#RandReport: Rand, bonds rally after Fitch affirms rating; stocks slip
The rand has gained 5.5 percent since S&P’s and Fitch’s decision to maintain SA’s investment grade.
JOHANNESBURG - The rand rose its firmest in five weeks on Wednesday and government bonds also gained after ratings agency Fitch affirmed the country's investment grade credit status.
Stocks fell led by insurer Sanlam, the biggest loser among bluechips, after it flagged lower earnings for the four months to end-April due to slow growth in its markets.
By 1500 GMT the rand had gained 1.3 percent to 14.7095 per dollar, its firmest since 4 May.
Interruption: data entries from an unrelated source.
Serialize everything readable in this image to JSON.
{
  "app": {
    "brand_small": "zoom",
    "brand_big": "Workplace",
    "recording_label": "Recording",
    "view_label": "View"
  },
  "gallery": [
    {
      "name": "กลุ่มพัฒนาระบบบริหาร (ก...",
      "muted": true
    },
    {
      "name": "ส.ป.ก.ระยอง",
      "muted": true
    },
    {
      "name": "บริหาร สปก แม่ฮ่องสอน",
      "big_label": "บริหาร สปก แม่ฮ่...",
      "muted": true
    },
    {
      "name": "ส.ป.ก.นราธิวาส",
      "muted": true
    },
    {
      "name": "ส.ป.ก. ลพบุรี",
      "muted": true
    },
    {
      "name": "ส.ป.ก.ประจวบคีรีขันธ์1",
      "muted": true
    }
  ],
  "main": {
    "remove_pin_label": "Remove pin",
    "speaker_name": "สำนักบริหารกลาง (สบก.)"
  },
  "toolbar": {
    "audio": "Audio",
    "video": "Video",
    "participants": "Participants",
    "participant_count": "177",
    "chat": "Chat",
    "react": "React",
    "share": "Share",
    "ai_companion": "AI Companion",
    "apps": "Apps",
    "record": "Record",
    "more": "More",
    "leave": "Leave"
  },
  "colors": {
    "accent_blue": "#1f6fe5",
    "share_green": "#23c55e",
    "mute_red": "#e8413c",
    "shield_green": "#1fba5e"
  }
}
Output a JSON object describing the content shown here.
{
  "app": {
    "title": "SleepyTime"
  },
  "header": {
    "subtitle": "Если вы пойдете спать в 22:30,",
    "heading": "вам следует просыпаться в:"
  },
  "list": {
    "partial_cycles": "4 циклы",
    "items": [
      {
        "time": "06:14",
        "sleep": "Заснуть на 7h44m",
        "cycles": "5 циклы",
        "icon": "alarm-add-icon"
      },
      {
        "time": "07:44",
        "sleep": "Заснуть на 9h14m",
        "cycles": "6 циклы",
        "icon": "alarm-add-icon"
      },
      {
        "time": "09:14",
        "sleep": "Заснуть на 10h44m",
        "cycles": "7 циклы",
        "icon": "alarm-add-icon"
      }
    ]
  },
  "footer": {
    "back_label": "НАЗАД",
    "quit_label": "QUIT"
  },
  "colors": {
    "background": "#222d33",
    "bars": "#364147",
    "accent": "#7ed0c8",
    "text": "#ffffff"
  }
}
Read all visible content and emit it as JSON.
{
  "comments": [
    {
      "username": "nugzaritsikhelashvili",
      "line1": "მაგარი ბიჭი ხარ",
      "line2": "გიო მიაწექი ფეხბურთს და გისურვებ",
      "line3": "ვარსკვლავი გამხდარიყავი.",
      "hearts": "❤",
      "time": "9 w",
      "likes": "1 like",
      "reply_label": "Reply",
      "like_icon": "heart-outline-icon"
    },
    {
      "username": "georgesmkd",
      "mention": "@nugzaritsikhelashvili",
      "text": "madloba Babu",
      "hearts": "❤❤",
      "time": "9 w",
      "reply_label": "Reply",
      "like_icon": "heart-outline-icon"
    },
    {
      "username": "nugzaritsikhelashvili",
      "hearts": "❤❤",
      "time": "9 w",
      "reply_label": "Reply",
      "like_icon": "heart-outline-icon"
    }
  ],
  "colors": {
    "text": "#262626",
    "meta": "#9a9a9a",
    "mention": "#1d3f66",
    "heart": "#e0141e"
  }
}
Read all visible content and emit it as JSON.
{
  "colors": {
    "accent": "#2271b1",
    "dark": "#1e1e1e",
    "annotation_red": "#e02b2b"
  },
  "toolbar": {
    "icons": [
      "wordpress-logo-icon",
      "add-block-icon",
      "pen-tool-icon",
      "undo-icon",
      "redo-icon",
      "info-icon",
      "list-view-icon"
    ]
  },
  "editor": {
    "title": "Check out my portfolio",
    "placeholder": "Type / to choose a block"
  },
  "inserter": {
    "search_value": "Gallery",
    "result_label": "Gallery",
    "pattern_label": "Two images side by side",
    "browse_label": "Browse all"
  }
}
The rand has gained 5.5 percent since Friday's decision by S&P's to maintain South Africa's investment grade BBB- rating.
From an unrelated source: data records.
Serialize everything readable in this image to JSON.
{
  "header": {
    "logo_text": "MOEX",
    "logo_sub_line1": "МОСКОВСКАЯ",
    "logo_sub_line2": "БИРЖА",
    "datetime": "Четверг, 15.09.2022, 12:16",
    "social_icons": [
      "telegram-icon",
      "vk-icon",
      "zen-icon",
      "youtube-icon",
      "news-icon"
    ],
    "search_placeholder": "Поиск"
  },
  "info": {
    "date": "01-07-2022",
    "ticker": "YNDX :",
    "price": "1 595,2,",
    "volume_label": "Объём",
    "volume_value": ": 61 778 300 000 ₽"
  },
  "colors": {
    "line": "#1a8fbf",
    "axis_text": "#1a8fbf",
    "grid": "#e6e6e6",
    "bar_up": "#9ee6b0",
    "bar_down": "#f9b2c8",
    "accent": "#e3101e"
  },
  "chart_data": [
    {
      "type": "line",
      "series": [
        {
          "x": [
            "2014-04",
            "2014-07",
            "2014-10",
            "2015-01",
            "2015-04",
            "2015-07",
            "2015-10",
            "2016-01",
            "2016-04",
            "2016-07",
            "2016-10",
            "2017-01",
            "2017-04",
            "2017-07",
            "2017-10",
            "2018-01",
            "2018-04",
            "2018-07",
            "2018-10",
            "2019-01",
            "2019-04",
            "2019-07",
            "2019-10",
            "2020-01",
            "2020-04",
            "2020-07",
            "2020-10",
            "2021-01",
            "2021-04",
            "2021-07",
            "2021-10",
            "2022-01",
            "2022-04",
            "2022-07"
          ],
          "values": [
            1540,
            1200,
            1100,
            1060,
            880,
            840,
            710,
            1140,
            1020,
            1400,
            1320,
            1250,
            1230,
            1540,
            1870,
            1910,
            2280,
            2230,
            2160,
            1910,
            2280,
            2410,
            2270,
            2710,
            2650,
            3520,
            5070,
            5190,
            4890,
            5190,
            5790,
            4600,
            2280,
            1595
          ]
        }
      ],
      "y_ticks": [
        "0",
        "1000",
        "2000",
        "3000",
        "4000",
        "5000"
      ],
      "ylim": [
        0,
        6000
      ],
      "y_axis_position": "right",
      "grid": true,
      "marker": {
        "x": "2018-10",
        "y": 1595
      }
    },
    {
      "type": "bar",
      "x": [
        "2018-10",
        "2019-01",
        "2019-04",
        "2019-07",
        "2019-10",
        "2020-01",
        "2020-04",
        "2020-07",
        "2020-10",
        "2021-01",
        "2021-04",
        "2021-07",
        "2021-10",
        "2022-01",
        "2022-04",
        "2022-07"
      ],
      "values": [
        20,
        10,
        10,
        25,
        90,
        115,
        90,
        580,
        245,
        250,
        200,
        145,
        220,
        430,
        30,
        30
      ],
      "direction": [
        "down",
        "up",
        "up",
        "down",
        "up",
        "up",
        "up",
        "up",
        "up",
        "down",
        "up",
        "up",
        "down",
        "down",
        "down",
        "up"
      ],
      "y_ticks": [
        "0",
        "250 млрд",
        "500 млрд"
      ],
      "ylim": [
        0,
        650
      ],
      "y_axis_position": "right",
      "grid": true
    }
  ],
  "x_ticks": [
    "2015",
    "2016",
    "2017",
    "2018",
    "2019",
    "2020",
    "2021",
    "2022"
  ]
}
Fitch also maintained South Africa's stable outlook, but warned that political tensions could still derail efforts to boost growth.
"The decision by (Fitch) not to adjust its outlook on South Africa's sovereign debt rating to negative is somewhat unexpected, particularly in the context of a deterioration in the country's economic growth outlook," NKC African Economics' Hanns Spangenberg said.
Fitch's announcement gives policymakers more time to implement reforms and boost the economy, before the next round of reviews in December where a "junk" status looms if Pretoria fails to impress, analysts said.
"The downgrade risk into junk has certainly not gone away and investors will still be cautious about getting into South African assets too quickly," said BNP Paribas Cadiz Securities economist Jeffrey Schultz.
Official data showing the economy had contracted more than expected in the first quarter of the year had earlier weakened the rand, before it was buoyed by Fitch's decision.
Government bonds also firmed, with the yield on debt maturing in 2026 falling 5 basis points to 9.05 percent.
On the bourse, the benchmark Top-40 index fell 0.7 percent to 47,716 points while All-Share index slipped 0.64 percent to 53,960 points.
Sanlam said it expected four-month normalised headline earnings per share to be down 13 percent while flagging a "major impact" on first half and full year earnings. Its shares fell 5.07 percent to 63.70 rand.
Trade volumes were lower than average, with 242 million shares changing hands compared to last year's daily average of 280 million shares.